I personaggi non mi appartengono, sono tutti di Oda!

Arrivata seconda al contest “Gli altri di One Piece” di AkaneMikael!

 

 

 

Sul piedistallo dorato

(da dove gli uomini sono solo formiche)

 

 

- PARTE PRIMA-

 

La notte in cui venne al mondo pioveva. Il cielo sembrava volesse riversare sulla terra tutta la sua forza e il suo rancore. La notte buia veniva rischiarata da lampi occasionali e scossa da tuoni di inumana potenza, che per qualche istante riuscivano a coprire le urla di dolore della donna.

Lady Willhelmina era stata educata rigidamente e non aveva mai gridato prima di allora. Aveva imparato a stringere i denti e a mostrare sempre la consueta maschera di fredda indifferenza, ma quella notte non riusciva a smettere di urlare come una pazza. Come una donna qualunque che stesse partorendo.

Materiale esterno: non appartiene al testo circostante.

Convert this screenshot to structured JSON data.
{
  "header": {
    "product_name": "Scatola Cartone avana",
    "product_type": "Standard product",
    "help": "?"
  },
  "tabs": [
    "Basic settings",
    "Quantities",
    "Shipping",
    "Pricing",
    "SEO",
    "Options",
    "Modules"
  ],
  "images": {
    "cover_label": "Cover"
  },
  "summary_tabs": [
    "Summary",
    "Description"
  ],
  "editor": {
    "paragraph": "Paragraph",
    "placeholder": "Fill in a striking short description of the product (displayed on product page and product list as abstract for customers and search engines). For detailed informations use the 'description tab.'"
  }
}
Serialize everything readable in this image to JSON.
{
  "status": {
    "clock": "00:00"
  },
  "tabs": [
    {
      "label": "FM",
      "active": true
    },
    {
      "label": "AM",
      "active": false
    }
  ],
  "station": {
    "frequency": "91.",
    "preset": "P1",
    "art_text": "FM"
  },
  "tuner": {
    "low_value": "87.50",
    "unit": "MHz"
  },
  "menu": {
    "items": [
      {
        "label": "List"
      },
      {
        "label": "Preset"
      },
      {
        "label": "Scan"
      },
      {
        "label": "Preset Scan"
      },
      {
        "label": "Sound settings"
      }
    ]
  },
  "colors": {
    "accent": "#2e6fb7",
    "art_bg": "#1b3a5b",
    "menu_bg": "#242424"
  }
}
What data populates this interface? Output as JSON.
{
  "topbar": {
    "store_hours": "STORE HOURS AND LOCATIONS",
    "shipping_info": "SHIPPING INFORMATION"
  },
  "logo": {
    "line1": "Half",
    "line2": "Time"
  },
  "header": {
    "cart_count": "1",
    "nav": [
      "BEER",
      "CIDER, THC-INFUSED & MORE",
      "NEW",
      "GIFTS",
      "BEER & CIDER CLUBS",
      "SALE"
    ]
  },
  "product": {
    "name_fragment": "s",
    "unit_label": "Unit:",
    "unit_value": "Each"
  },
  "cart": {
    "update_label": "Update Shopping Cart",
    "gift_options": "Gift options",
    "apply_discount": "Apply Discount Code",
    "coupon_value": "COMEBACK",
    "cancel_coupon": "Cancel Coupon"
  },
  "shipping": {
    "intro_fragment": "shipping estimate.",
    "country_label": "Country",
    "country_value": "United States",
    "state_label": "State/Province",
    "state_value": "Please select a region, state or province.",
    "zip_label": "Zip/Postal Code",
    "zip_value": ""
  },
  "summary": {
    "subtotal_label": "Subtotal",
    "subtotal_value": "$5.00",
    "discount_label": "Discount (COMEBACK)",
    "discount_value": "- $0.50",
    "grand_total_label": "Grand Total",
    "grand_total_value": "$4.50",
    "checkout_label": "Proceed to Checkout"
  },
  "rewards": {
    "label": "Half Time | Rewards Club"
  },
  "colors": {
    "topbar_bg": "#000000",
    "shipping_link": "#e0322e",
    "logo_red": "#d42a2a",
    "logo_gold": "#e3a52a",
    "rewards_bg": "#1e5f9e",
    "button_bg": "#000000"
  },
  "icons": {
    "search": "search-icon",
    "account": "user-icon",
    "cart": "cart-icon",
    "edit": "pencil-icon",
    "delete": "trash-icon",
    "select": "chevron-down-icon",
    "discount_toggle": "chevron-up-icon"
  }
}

Il bambino venne alla luce poche ora prima dell’alba, mentre il castello era avvolto dal più tombale dei silenzi. La madre gli lanciò un’occhiata veloce, per assicurarsi che fosse in buona salute e privo di malformazioni. Il conte Mihawk, invece, lo osservò con maggiore attenzione, mentre una delle balie glielo metteva davanti. Annuì un paio di volte, alternando lo sguardo dal figlio al cielo violaceo che ancora grondava pioggia. Infine abbozzò un sorriso, mentre un nuovo tuono rompeva l’aria fredda del maniero. Suo figlio era nato sotto i migliori auspici.

 

L’isola in cui Drakul Mihawk era nato era una piccola isola autunnale del mare del Nord. Ogni giorno, affacciandosi dalla finestra della propria camera, Drakul scorgeva sempre lo stesso paesaggio: un’immensa distesa di colline adornate da alberi dalle foglie gialle e rosse, un cielo grigio e nuvoloso costantemente in procinto di piovere, pallidi raggi di sole che scalfivano la terra brulla e i rossi tetti del villaggio.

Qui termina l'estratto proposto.